El vocal remarcó: “Y esta es la interpretación de nuestro máximo Tribunal, cuando expresa que las leyes, en nuestro ordenamiento, pueden tener efecto retroactivo, bajo la condición obvia e inexcusable que su retroactividad no afecte garantías constitucionales. Si las afecta, la ley de que se trate es jurídicamente inválida, más no por su irretroactividad sino por su inconstitucionalidad”.
“Tal lo que sucede, por ejemplo, cuando el efecto retroactivo de una ley atenta contra los que suelen llamarse "derechos adquiridos", que son por su naturaleza, inalterables y no pueden ser suprimidos por ley posterior sin violento agravio al derecho de propiedad consagrado en el art. 17 de la C.N.. En otras palabras, los derechos adquiridos en el plano constitucional tienen la índole jurídica de la propiedad lato sensu y se encuentran protegidos por la respectiva garantía constitucional”, manifestó el miembro de la Sala.

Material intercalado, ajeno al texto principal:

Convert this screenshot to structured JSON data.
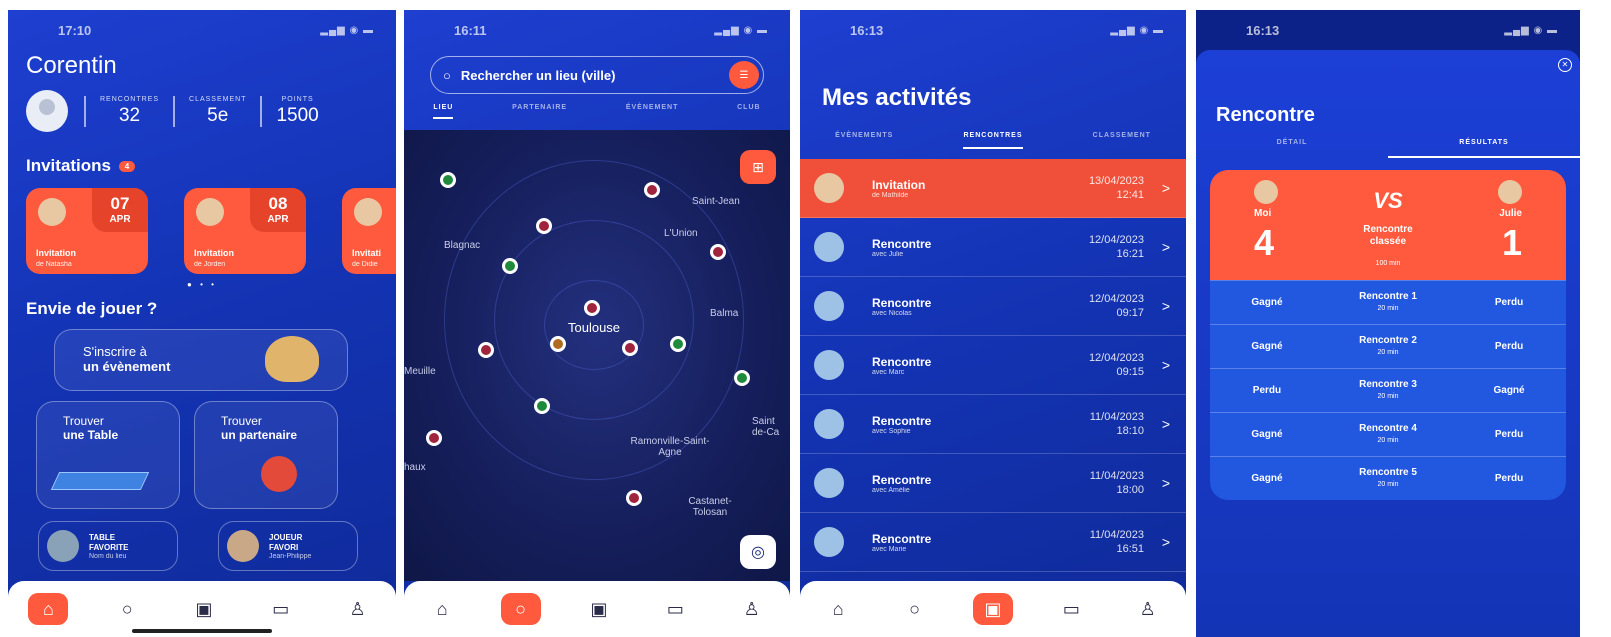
{
  "screen_home": {
    "status_time": "17:10",
    "user_name": "Corentin",
    "stats": [
      {
        "label": "RENCONTRES",
        "value": "32"
      },
      {
        "label": "CLASSEMENT",
        "value": "5e"
      },
      {
        "label": "POINTS",
        "value": "1500"
      }
    ],
    "invitations_title": "Invitations",
    "invitations_badge": "4",
    "invitations": [
      {
        "day": "07",
        "month": "APR",
        "title": "Invitation",
        "from": "de Natasha"
      },
      {
        "day": "08",
        "month": "APR",
        "title": "Invitation",
        "from": "de Jorden"
      },
      {
        "day": "",
        "month": "",
        "title": "Invitati",
        "from": "de Didie"
      }
    ],
    "play_title": "Envie de jouer ?",
    "event_button": {
      "line1": "S'inscrire à",
      "line2": "un évènement"
    },
    "find_table": {
      "line1": "Trouver",
      "line2": "une Table"
    },
    "find_partner": {
      "line1": "Trouver",
      "line2": "un partenaire"
    },
    "fav_table": {
      "line1": "TABLE",
      "line2": "FAVORITE",
      "sub": "Nom du lieu"
    },
    "fav_player": {
      "line1": "JOUEUR",
      "line2": "FAVORI",
      "sub": "Jean-Philippe"
    },
    "active_tab": 0
  },
  "screen_map": {
    "status_time": "16:11",
    "search_placeholder": "Rechercher un lieu (ville)",
    "tabs": [
      "LIEU",
      "PARTENAIRE",
      "ÉVÈNEMENT",
      "CLUB"
    ],
    "active_tab_index": 0,
    "places": [
      "Saint-Jean",
      "L'Union",
      "Blagnac",
      "Balma",
      "Toulouse",
      "Meuille",
      "Saint de-Ca",
      "Ramonville-Saint-Agne",
      "haux",
      "Castanet-Tolosan"
    ]
  },
  "screen_activities": {
    "status_time": "16:13",
    "title": "Mes activités",
    "tabs": [
      "ÉVÈNEMENTS",
      "RENCONTRES",
      "CLASSEMENT"
    ],
    "active_tab_index": 1,
    "items": [
      {
        "title": "Invitation",
        "sub": "de Mathilde",
        "date": "13/04/2023",
        "time": "12:41",
        "highlight": true
      },
      {
        "title": "Rencontre",
        "sub": "avec Julie",
        "date": "12/04/2023",
        "time": "16:21"
      },
      {
        "title": "Rencontre",
        "sub": "avec Nicolas",
        "date": "12/04/2023",
        "time": "09:17"
      },
      {
        "title": "Rencontre",
        "sub": "avec Marc",
        "date": "12/04/2023",
        "time": "09:15"
      },
      {
        "title": "Rencontre",
        "sub": "avec Sophie",
        "date": "11/04/2023",
        "time": "18:10"
      },
      {
        "title": "Rencontre",
        "sub": "avec Amélie",
        "date": "11/04/2023",
        "time": "18:00"
      },
      {
        "title": "Rencontre",
        "sub": "avec Marie",
        "date": "11/04/2023",
        "time": "16:51"
      }
    ]
  },
  "screen_result": {
    "status_time": "16:13",
    "title": "Rencontre",
    "tabs": [
      "DÉTAIL",
      "RÉSULTATS"
    ],
    "active_tab_index": 1,
    "player_left": "Moi",
    "player_right": "Julie",
    "score_left": "4",
    "score_right": "1",
    "vs": "VS",
    "match_type_line1": "Rencontre",
    "match_type_line2": "classée",
    "duration": "100 min",
    "rounds": [
      {
        "left": "Gagné",
        "name": "Rencontre 1",
        "dur": "20 min",
        "right": "Perdu"
      },
      {
        "left": "Gagné",
        "name": "Rencontre 2",
        "dur": "20 min",
        "right": "Perdu"
      },
      {
        "left": "Perdu",
        "name": "Rencontre 3",
        "dur": "20 min",
        "right": "Gagné"
      },
      {
        "left": "Gagné",
        "name": "Rencontre 4",
        "dur": "20 min",
        "right": "Perdu"
      },
      {
        "left": "Gagné",
        "name": "Rencontre 5",
        "dur": "20 min",
        "right": "Perdu"
      }
    ]
  },
  "colors": {
    "primary": "#1434b6",
    "accent": "#ff5a3d"
  }
}
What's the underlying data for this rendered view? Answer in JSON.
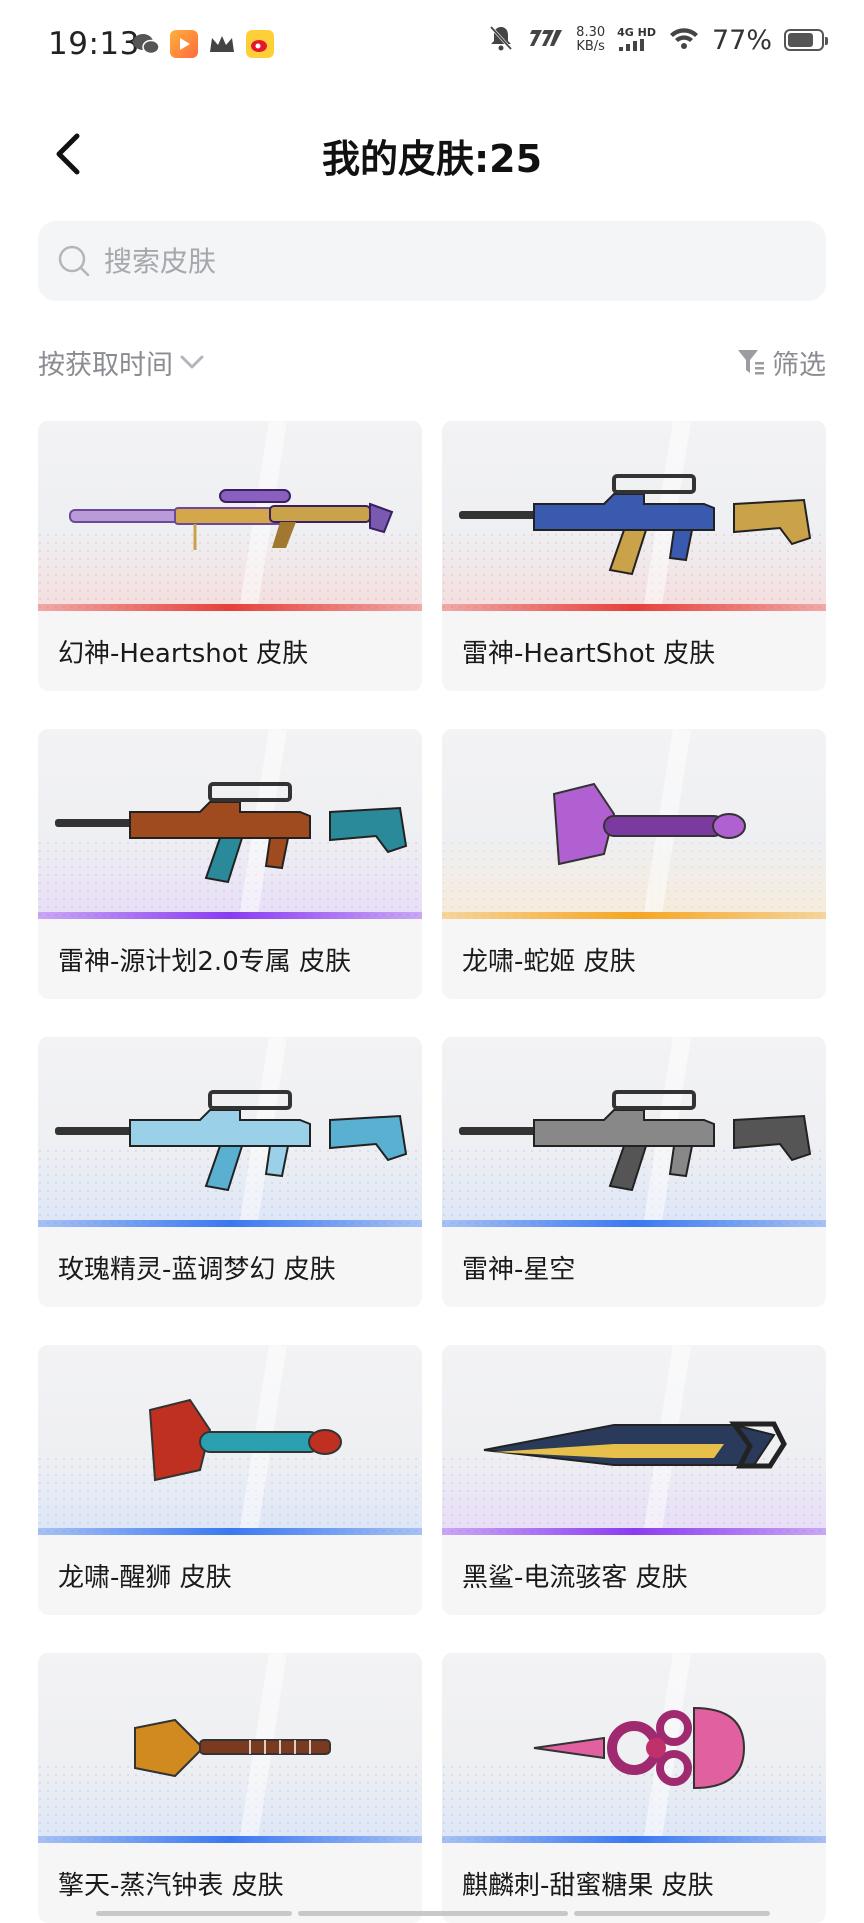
{
  "status_bar": {
    "time": "19:13",
    "speed_top": "8.30",
    "speed_bottom": "KB/s",
    "network_top": "4G HD",
    "battery": "77%"
  },
  "header": {
    "title": "我的皮肤:25"
  },
  "search": {
    "placeholder": "搜索皮肤"
  },
  "sort": {
    "label": "按获取时间"
  },
  "filter": {
    "label": "筛选"
  },
  "colors": {
    "red": "#e6403a",
    "purple": "#8a3cf0",
    "gold": "#f5a623",
    "blue": "#3a78f0"
  },
  "skins": [
    {
      "name": "幻神-Heartshot 皮肤",
      "rarity": "red",
      "weapon": "sniper-rifle"
    },
    {
      "name": "雷神-HeartShot 皮肤",
      "rarity": "red",
      "weapon": "assault-rifle"
    },
    {
      "name": "雷神-源计划2.0专属 皮肤",
      "rarity": "purple",
      "weapon": "assault-rifle"
    },
    {
      "name": "龙啸-蛇姬 皮肤",
      "rarity": "gold",
      "weapon": "axe"
    },
    {
      "name": "玫瑰精灵-蓝调梦幻 皮肤",
      "rarity": "blue",
      "weapon": "assault-rifle"
    },
    {
      "name": "雷神-星空",
      "rarity": "blue",
      "weapon": "assault-rifle"
    },
    {
      "name": "龙啸-醒狮 皮肤",
      "rarity": "blue",
      "weapon": "axe"
    },
    {
      "name": "黑鲨-电流骇客 皮肤",
      "rarity": "purple",
      "weapon": "blade"
    },
    {
      "name": "擎天-蒸汽钟表 皮肤",
      "rarity": "blue",
      "weapon": "shovel"
    },
    {
      "name": "麒麟刺-甜蜜糖果 皮肤",
      "rarity": "blue",
      "weapon": "knuckle-knife"
    }
  ]
}
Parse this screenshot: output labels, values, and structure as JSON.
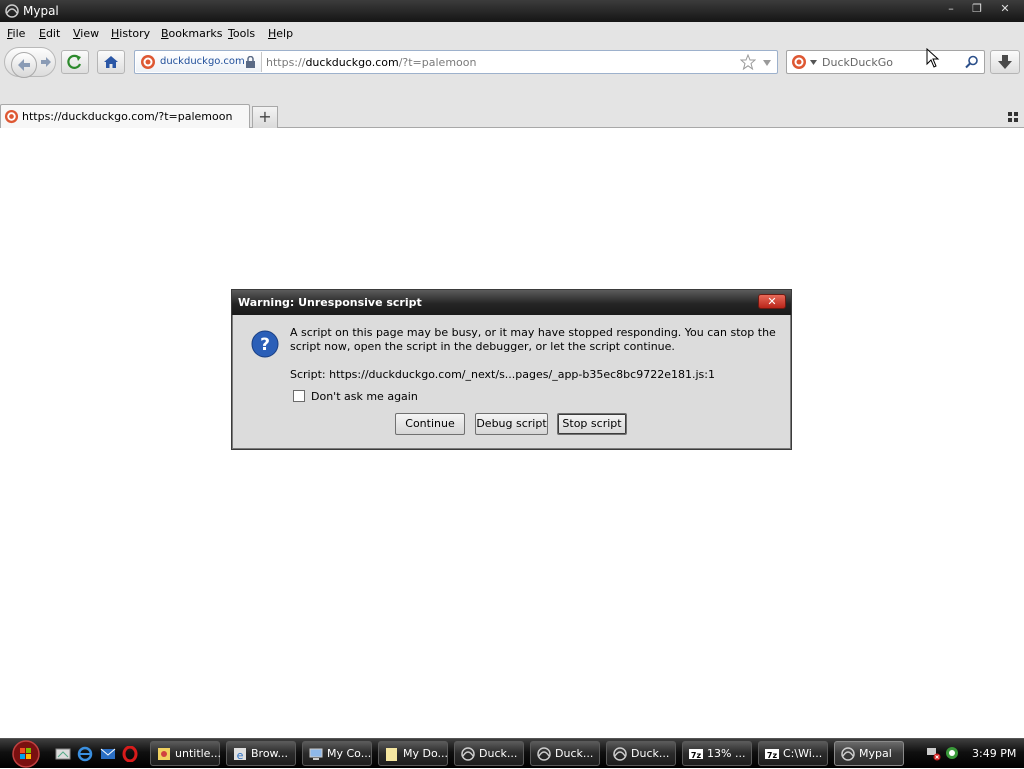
{
  "window": {
    "title": "Mypal",
    "minimize_label": "–",
    "restore_label": "❐",
    "close_label": "✕"
  },
  "menubar": {
    "items": [
      {
        "label_u": "F",
        "label_rest": "ile"
      },
      {
        "label_u": "E",
        "label_rest": "dit"
      },
      {
        "label_u": "V",
        "label_rest": "iew"
      },
      {
        "label_u": "H",
        "label_rest": "istory"
      },
      {
        "label_u": "B",
        "label_rest": "ookmarks"
      },
      {
        "label_u": "T",
        "label_rest": "ools"
      },
      {
        "label_u": "H",
        "label_rest": "elp"
      }
    ]
  },
  "navbar": {
    "identity_site": "duckduckgo.com",
    "url_scheme": "https://",
    "url_host": "duckduckgo.com",
    "url_rest": "/?t=palemoon",
    "search_placeholder": "DuckDuckGo"
  },
  "tabs": {
    "items": [
      {
        "label": "https://duckduckgo.com/?t=palemoon"
      }
    ],
    "new_tab_label": "+"
  },
  "dialog": {
    "title": "Warning: Unresponsive script",
    "close_label": "✕",
    "message": "A script on this page may be busy, or it may have stopped responding. You can stop the script now, open the script in the debugger, or let the script continue.",
    "script_line": "Script: https://duckduckgo.com/_next/s...pages/_app-b35ec8bc9722e181.js:1",
    "checkbox_label": "Don't ask me again",
    "buttons": {
      "continue": "Continue",
      "debug": "Debug script",
      "stop": "Stop script"
    }
  },
  "taskbar": {
    "tasks": [
      {
        "label": "untitle...",
        "icon": "paint-icon"
      },
      {
        "label": "Brow...",
        "icon": "browser-icon"
      },
      {
        "label": "My Co...",
        "icon": "computer-icon"
      },
      {
        "label": "My Do...",
        "icon": "folder-icon"
      },
      {
        "label": "Duck...",
        "icon": "mypal-icon"
      },
      {
        "label": "Duck...",
        "icon": "mypal-icon"
      },
      {
        "label": "Duck...",
        "icon": "mypal-icon"
      },
      {
        "label": "13% ...",
        "icon": "7zip-icon"
      },
      {
        "label": "C:\\Wi...",
        "icon": "7zip-icon"
      },
      {
        "label": "Mypal",
        "icon": "mypal-icon"
      }
    ],
    "clock": "3:49 PM"
  },
  "colors": {
    "accent": "#1f4e9a",
    "dialog_bg": "#dcdcdc",
    "close_red": "#c8392b"
  }
}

El integrante de la Cámara añadió: “Y esos derechos así adquiridos conforman su propiedad, ingresaron a su patrimonio, que no puede ser alterado o suprimido con posterioridad por ley ni por un decreto del PEN. Porque los hechos pasados que han agotado la virtualidad que le es propia, no pueden ser alcanzados por una ley o por un decreto, porque conforme a la noción de "consumo jurídico", si se los afectara, se incurriría en retroactividad prohibida por la ley (v. causa cit)”.
El sentenciante espetó que “esta es la interpretación que también ha realizado la Corte Suprema, en cuanto a que ‘existe un derecho adquirido cuando bajo la vigencia de una ley el particular ha cumplido todos los actos y condiciones sustanciales y los requisitos formales previstos en aquella para ser titular de un determinado derecho, de manera que la situación jurídica general creada por esa ley se transforma en una situación jurídica concreta e individual en cabeza del sujeto que, como tal, se hace inalterable y no puede ser suprimida por ley posterior sin agravio al derecho de propiedad consagrado en el art.17 de la Constitución Nacional’”.
“Agregando en otros pronunciamientos, que son derechos adquiridos los que nacen de una sentencia firme, o de un contrato "o del acto administrativo que otorga una jubilación", en los tres supuestos hay propiedad lato sensu, y rige la garantía del art. 17 de nuestra Constitución Federal”, completó Monterisi.
El juez puntualizó que “desde esta vertiente cuadra subrayar también que ni el legislador ni el Juez podrían, en virtud de una ley nueva o de su interpretación, arrebatar o alterar un derecho patrimonial adquirido al amparo de la legislación anterior, pues en este caso el principio de la no retroactividad deja de ser una norma infraconstitucional para confundirse con la garantía de la inviolabilidad de la propiedad reconocida por la Ley Suprema”.